I happened to bump into a well-reasoned rebuttal by David Burge to Paul Krugman’s op-ed warning of potentially catastrophic consequences to limiting the collective-bargaining rights of public education employees. (I’m particularly a fan of Burge’s turn of phrase summarizing the piece, “the point being, I suppose, is that unionized teachers stand as a thin chalk-stained line keeping Wisconsin from descending into the dystopian non-union educational hellscape of Texas.”).
Burge then goes on to make the test-scores data for Texas and Wisconsin into a fairly clear illustration of the dangers of Simpson’s Paradox to statistics gathered from unequal sample groups (although he doesn’t explicitly make the connection). Basically, whites score higher on test scores in TX than WI; African Americans score higher in TX than WI; Hispanics score higher in TX than WI; the average test score in WI is nonetheless higher than in TX in large part because the population is more uniformly white in WI.
That also launched me onto a related hunt which raises yet another dilemma: the discrepancy between event dropout rates and cohort graduation rates.
To briefly summarize each:
The event dropout rate is arrived at by measuring the number of students in grades 9-12 in a given year, and seeing what fraction of them drop out during that year.
The cohort graduation rate is arrived at by tracking a group of incoming 9th-graders and seeing how many of them complete high school within the next 4 years.
With that covered, here’s the dilemma. Typical numbers for “event dropout rate” are in the 4-5% range (it varies by state, ethnicity, and a whole host of other factors, but that’s about average). Typical numbers for “graduation” rate hover around 70%. If about 5% of students drop out in a given year, then about 95% stay enrolled per year, so the amount who should graduate is (0.95^4) = ~80%. Which in turn raises the question of what happened to the other 10% of students – the ones who didn’t drop out (we think), and didn’t graduate (again, we think).
The first possible explanation would be mathematical. If our event dropout rate was not uniform over the four grades, that could explain it. Generally, a higher early dropout rate would make our expected graduation rate be too low, while a higher late dropout rate makes expected graduation rate be too high.*
The second possible explanation could be temporal. If dropout rates had plummeted just before the study began(or went through some odd cyclic pattern and happened to be in a low-year in 2006), this could explain it as well. But to make a significant difference, event dropout rates would have literally had to be cut in half from one year to the next; such an educational miracle would have attracted significantly more attention (and, in fact, you’re free to check older dropout rate data as well; it stays in the same general range for immediately preceding years).
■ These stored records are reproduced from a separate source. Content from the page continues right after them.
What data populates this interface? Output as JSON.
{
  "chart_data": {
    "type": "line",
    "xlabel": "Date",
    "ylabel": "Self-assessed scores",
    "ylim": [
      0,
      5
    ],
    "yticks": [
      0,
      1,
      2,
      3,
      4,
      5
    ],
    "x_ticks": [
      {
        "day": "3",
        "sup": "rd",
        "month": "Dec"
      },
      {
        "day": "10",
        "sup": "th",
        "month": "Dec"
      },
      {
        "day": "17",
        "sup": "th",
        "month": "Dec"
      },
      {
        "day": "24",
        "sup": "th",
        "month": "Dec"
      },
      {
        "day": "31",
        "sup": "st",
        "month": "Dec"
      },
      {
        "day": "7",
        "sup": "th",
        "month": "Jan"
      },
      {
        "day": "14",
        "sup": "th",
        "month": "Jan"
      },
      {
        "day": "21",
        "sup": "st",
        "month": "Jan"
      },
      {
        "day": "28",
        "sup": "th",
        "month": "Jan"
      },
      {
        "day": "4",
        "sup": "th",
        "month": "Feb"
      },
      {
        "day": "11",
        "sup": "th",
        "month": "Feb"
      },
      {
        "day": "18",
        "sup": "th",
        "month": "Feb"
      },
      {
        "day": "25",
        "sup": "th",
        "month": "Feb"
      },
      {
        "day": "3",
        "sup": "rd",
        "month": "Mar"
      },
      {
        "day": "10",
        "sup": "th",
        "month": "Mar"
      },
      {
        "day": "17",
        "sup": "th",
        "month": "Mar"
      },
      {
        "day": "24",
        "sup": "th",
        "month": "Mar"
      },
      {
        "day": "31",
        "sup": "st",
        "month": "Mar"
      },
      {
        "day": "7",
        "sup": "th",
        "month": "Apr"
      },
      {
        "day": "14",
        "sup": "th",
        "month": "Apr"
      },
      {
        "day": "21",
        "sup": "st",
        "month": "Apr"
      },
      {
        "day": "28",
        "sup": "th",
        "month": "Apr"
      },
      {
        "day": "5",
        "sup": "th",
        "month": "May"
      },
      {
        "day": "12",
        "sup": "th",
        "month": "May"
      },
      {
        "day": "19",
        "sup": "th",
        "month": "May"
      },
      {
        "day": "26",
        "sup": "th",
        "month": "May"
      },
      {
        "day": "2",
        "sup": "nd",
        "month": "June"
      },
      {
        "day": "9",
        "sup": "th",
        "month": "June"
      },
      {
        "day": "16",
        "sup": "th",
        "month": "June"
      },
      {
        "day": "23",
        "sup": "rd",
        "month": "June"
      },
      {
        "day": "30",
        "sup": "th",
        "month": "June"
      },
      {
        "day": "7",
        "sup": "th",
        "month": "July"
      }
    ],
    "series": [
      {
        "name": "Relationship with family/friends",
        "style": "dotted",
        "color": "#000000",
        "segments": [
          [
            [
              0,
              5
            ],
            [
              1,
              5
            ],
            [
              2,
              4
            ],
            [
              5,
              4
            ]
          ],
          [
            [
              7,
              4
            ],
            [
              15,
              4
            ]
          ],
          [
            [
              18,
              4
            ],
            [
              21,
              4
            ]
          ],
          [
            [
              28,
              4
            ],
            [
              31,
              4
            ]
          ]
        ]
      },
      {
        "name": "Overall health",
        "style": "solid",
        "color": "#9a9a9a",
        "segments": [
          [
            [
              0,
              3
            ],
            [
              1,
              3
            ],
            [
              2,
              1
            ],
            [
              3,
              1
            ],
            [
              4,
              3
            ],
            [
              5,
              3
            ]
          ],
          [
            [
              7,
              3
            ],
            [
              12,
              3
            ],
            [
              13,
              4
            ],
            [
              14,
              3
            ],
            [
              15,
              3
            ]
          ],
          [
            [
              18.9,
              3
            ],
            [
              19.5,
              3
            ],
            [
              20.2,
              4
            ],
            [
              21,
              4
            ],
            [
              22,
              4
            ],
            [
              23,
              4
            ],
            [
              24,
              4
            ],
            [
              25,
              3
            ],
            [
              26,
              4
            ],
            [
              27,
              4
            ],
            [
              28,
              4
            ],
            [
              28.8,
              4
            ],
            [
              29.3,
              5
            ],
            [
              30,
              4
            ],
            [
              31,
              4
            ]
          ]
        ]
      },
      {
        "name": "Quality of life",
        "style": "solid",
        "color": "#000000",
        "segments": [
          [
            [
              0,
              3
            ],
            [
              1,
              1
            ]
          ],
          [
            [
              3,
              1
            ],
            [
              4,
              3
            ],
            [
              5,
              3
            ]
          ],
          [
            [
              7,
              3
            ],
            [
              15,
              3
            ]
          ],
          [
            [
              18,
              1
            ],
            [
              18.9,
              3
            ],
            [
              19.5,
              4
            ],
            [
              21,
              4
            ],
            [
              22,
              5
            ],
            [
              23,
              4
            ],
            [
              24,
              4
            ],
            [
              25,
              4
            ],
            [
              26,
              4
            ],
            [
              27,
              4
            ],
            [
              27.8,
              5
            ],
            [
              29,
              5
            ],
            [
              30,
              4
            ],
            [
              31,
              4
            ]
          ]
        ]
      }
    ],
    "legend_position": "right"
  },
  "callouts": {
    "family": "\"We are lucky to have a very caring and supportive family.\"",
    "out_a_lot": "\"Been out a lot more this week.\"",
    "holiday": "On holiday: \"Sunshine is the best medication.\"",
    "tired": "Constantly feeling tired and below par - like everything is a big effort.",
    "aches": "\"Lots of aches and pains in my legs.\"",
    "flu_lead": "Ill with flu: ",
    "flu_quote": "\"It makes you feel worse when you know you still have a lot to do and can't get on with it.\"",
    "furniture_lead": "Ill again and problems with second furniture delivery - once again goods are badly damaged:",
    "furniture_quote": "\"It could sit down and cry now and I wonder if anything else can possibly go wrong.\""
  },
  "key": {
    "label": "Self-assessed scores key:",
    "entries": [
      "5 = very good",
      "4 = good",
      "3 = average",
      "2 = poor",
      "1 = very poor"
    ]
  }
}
Digging around on the internet, I’ve found literally dozens of sources acknowledging that cohort graduation rates are much lower than would be suggested by event dropout. I found none explaining why (maybe it’s just obvious to everyone in the field), but my best guess is that it has to do with how dropout is defined. A student who goes back to repeat 10th grade can hardly be said to have “dropped out,” but at the same time they will not be counted as a graduate in the cohort graduation rate (which is determined by those who graduate within 4 years).
It may not be a neat mathematical “paradox” like the relative test scores in WI and TX, but it provides a nice illustration of the risks in recklessly mixing apparently equivalent statistics which are derived from distinct sources.
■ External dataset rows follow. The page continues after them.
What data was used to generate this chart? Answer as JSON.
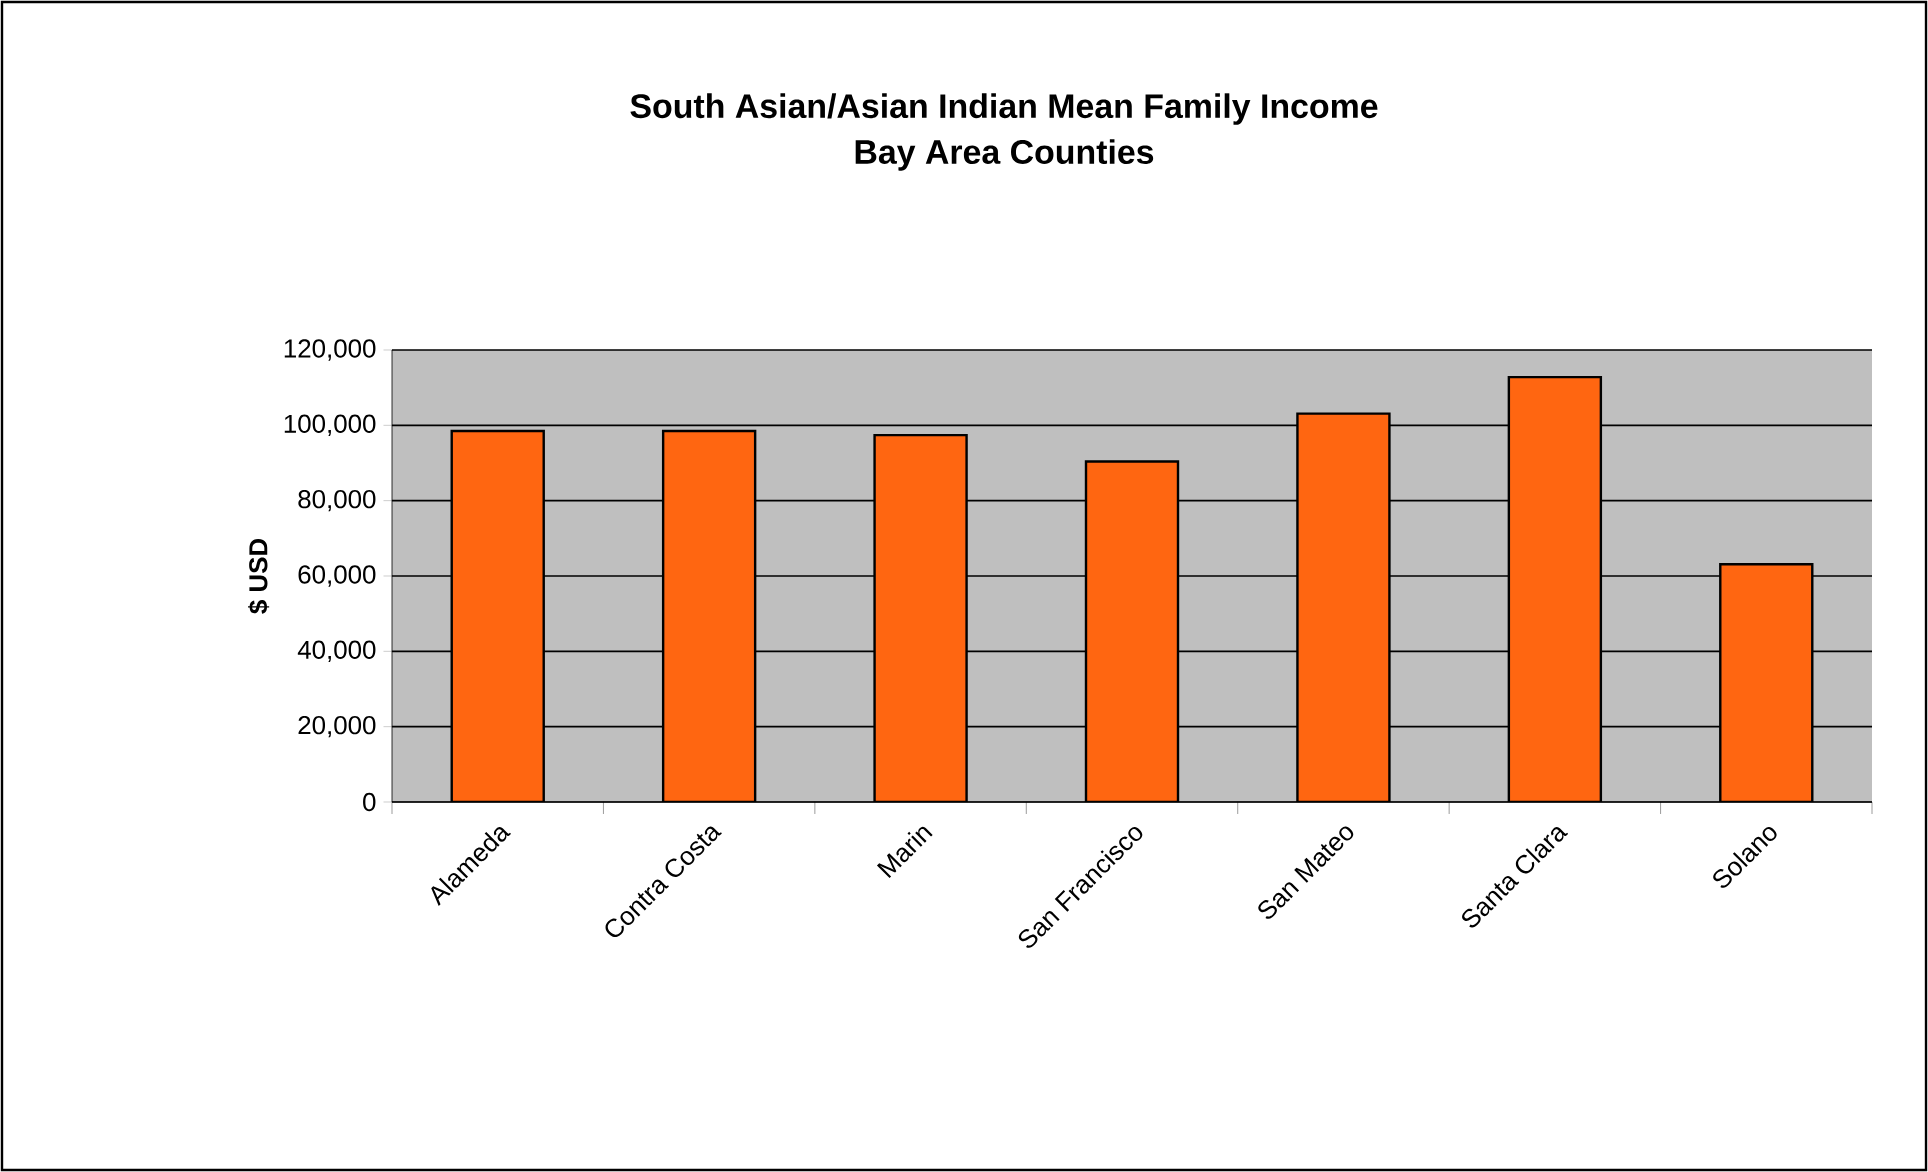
{
  "chart_data": {
    "type": "bar",
    "title": "South Asian/Asian Indian Mean Family Income\nBay Area Counties",
    "ylabel": "$ USD",
    "categories": [
      "Alameda",
      "Contra Costa",
      "Marin",
      "San Francisco",
      "San Mateo",
      "Santa Clara",
      "Solano"
    ],
    "values": [
      98500,
      98500,
      97400,
      90400,
      103100,
      112800,
      63100
    ],
    "color": "#ff6611",
    "ylim": [
      0,
      120000
    ],
    "yticks": [
      {
        "value": 0,
        "label": "0"
      },
      {
        "value": 20000,
        "label": "20,000"
      },
      {
        "value": 40000,
        "label": "40,000"
      },
      {
        "value": 60000,
        "label": "60,000"
      },
      {
        "value": 80000,
        "label": "80,000"
      },
      {
        "value": 100000,
        "label": "100,000"
      },
      {
        "value": 120000,
        "label": "120,000"
      }
    ],
    "grid": "y"
  }
}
To make things even more confusing, there are literally dozens of different definitions of what “drop out” means, as well as a third common rate cited when considering graduation rates.
*The math is straightforward but tedious. Simply set up a system of four variables (a, b, c, d) representing the event dropout rate for each grade. Note that the population P of students in each grade is a function of the dropout rate for the previous grade – P(10) = P(9)*(1-a), P(11) = P(10)*(1-b), so forth. The overall event dropout rate is the population-weighted average of a, b, c, and d. It is then straightforward to show that if a > b > c > d, using the “average” event dropout will overestimate total dropouts.